The confidence interval I got was -0.76 and 1.46 as seen above from the output, which means that the days hospitalized for a recovered patients is -0.76 to 1.45 days higher than a deceased patient.
However, it seems impossible for a recovered patient to stay negative days. I'm new to statistics so bear with me. Is is correct to say that the recovered patient stayed 0 to 1.46 days longer that a deceased patient?

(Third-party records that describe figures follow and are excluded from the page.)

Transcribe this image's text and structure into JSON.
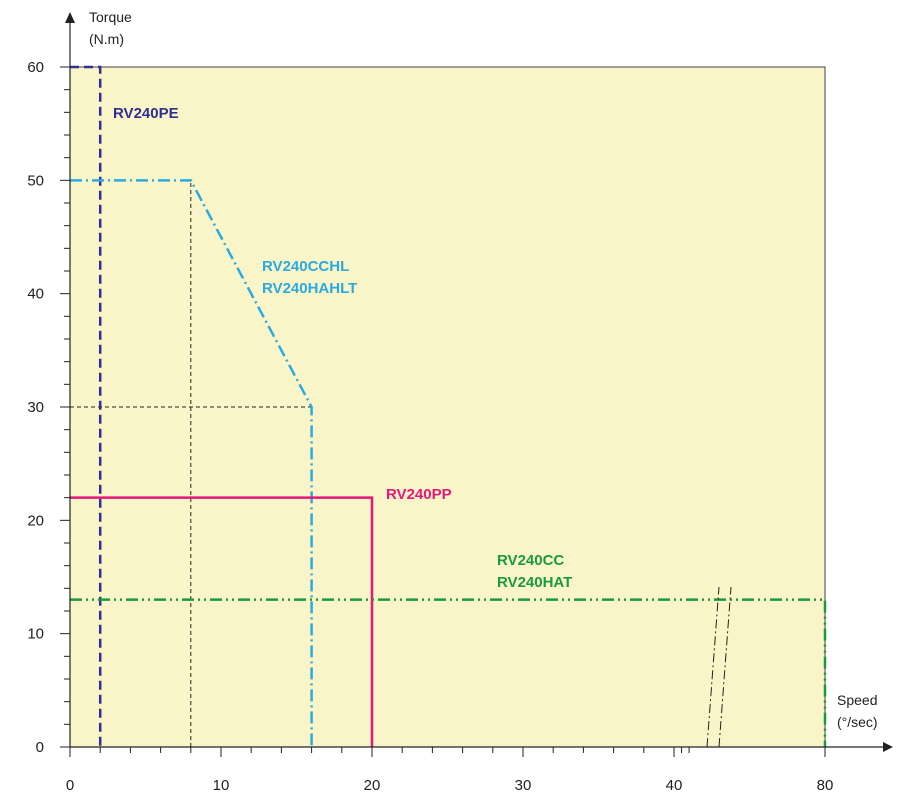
{
  "chart_data": {
    "type": "line",
    "y_axis": {
      "title_line1": "Torque",
      "title_line2": "(N.m)",
      "range": [
        0,
        60
      ],
      "ticks": [
        "0",
        "10",
        "20",
        "30",
        "40",
        "50",
        "60"
      ]
    },
    "x_axis": {
      "title_line1": "Speed",
      "title_line2": "(°/sec)",
      "ticks": [
        "0",
        "10",
        "20",
        "30",
        "40",
        "80"
      ],
      "tick_values": [
        0,
        10,
        20,
        30,
        40,
        80
      ],
      "axis_break_near": 43
    },
    "grid": false,
    "plot_background": "#faf5c8",
    "series": [
      {
        "name": "RV240PE",
        "label_lines": [
          "RV240PE"
        ],
        "color": "#2e3192",
        "x": [
          0,
          2,
          2
        ],
        "y": [
          60,
          60,
          0
        ]
      },
      {
        "name": "RV240CCHL / RV240HAHLT",
        "label_lines": [
          "RV240CCHL",
          "RV240HAHLT"
        ],
        "color": "#29abe2",
        "x": [
          0,
          8,
          16,
          16
        ],
        "y": [
          50,
          50,
          30,
          0
        ]
      },
      {
        "name": "RV240PP",
        "label_lines": [
          "RV240PP"
        ],
        "color": "#e6177a",
        "x": [
          0,
          20,
          20
        ],
        "y": [
          22,
          22,
          0
        ]
      },
      {
        "name": "RV240CC / RV240HAT",
        "label_lines": [
          "RV240CC",
          "RV240HAT"
        ],
        "color": "#1a9a3c",
        "x": [
          0,
          80,
          80
        ],
        "y": [
          13,
          13,
          0
        ]
      }
    ],
    "reference_lines": [
      {
        "x": [
          8,
          8
        ],
        "y": [
          0,
          50
        ]
      },
      {
        "x": [
          0,
          16
        ],
        "y": [
          30,
          30
        ]
      }
    ]
  }
}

Please advise and thank you for reading.
 A: You may have to clarify the problem, and maybe I don't understand the variables. You did a t.test comparing the mean of recovered patients to deceased patients, and fail to reject the null that they are different. You essentially found that the mean difference between stay for patients that recover and patients that decease is anywhere from -.76 days to 1.45 days. What this means is that recovered patients seem to stay in the hospital about the same amount as decreased patients. This result is not saying that the mean recovered stay is negative, but rather that the difference between the mean recovered stay and mean deceased stay could either be negative or positive. In other words, your data cannot rule out which mean is truly higher: as you can see in the R output, the means for both are both basically $30$ days. It would absolutely be incorrect to ignore that negative part and report 0 to 1.45. 

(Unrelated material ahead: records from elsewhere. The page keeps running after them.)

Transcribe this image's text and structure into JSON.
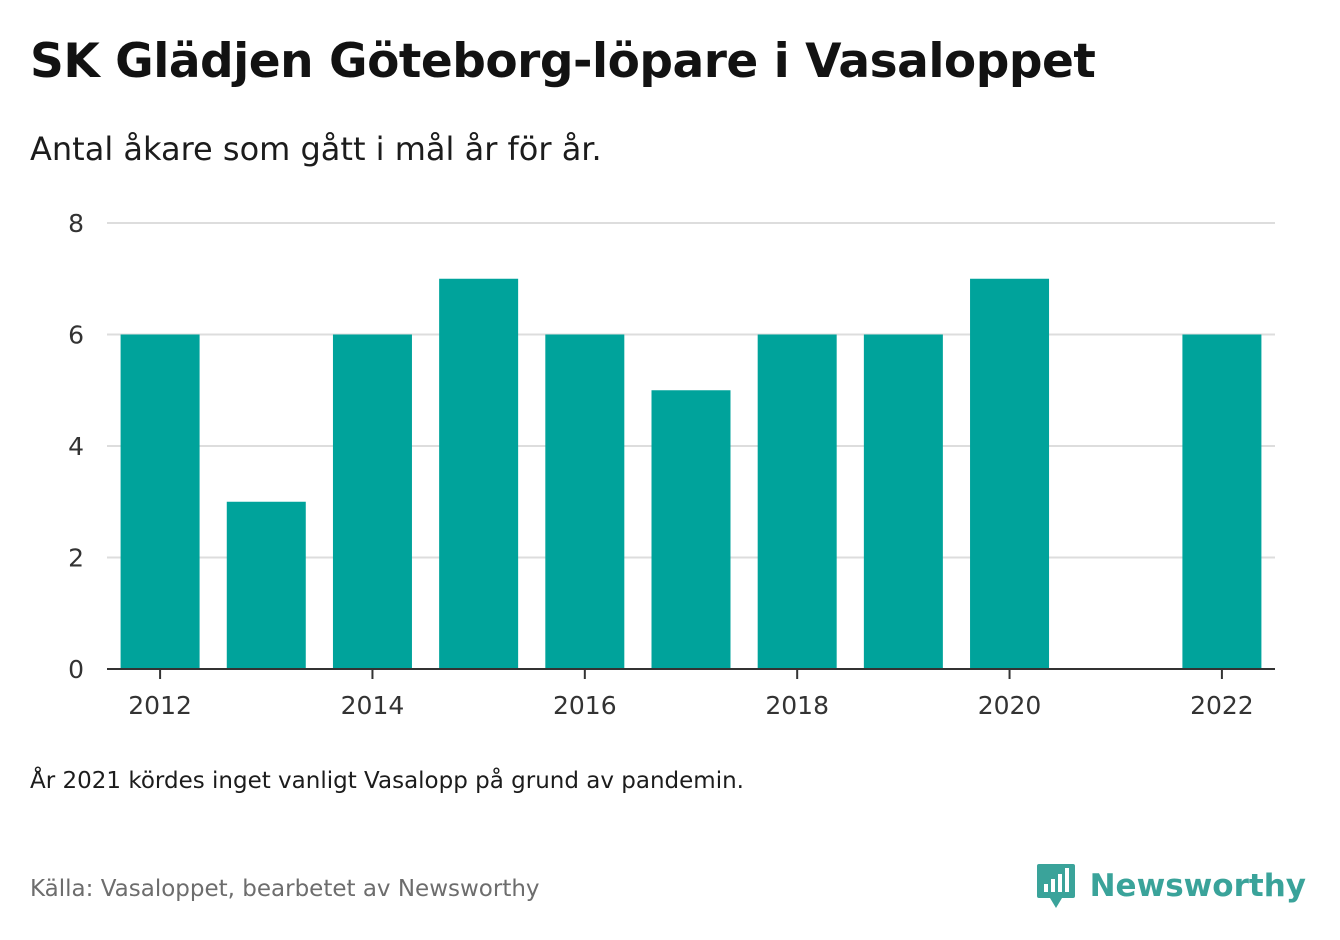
{
  "title": "SK Glädjen Göteborg-löpare i Vasaloppet",
  "subtitle": "Antal åkare som gått i mål år för år.",
  "note": "År 2021 kördes inget vanligt Vasalopp på grund av pandemin.",
  "source": "Källa: Vasaloppet, bearbetet av Newsworthy",
  "brand": {
    "name": "Newsworthy",
    "icon": "newsworthy-logo-icon",
    "color": "#3aa39a"
  },
  "colors": {
    "bar": "#00a39b",
    "grid": "#dddddd",
    "axis": "#333333"
  },
  "chart_data": {
    "type": "bar",
    "title": "SK Glädjen Göteborg-löpare i Vasaloppet",
    "subtitle": "Antal åkare som gått i mål år för år.",
    "xlabel": "",
    "ylabel": "",
    "x": [
      2012,
      2013,
      2014,
      2015,
      2016,
      2017,
      2018,
      2019,
      2020,
      2022
    ],
    "values": [
      6,
      3,
      6,
      7,
      6,
      5,
      6,
      6,
      7,
      6
    ],
    "xlim": [
      2011.5,
      2022.5
    ],
    "ylim": [
      0,
      8
    ],
    "yticks": [
      0,
      2,
      4,
      6,
      8
    ],
    "xticks": [
      2012,
      2014,
      2016,
      2018,
      2020,
      2022
    ],
    "grid": true,
    "legend": "none"
  }
}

Maybe it helps to think of another example. Suppose I sample 100 seniors from two different states and ask their ages. Because education is roughly the same in both states, seniors in both states have about the same ages. Because of random sampling noise, let's say I find that the average senior is aged 17.5 in state 1 and 17.7 in state 2. A t-test comparing the differences would certainly give me a confidence region that include negative values, because its the confidence region on the difference in means.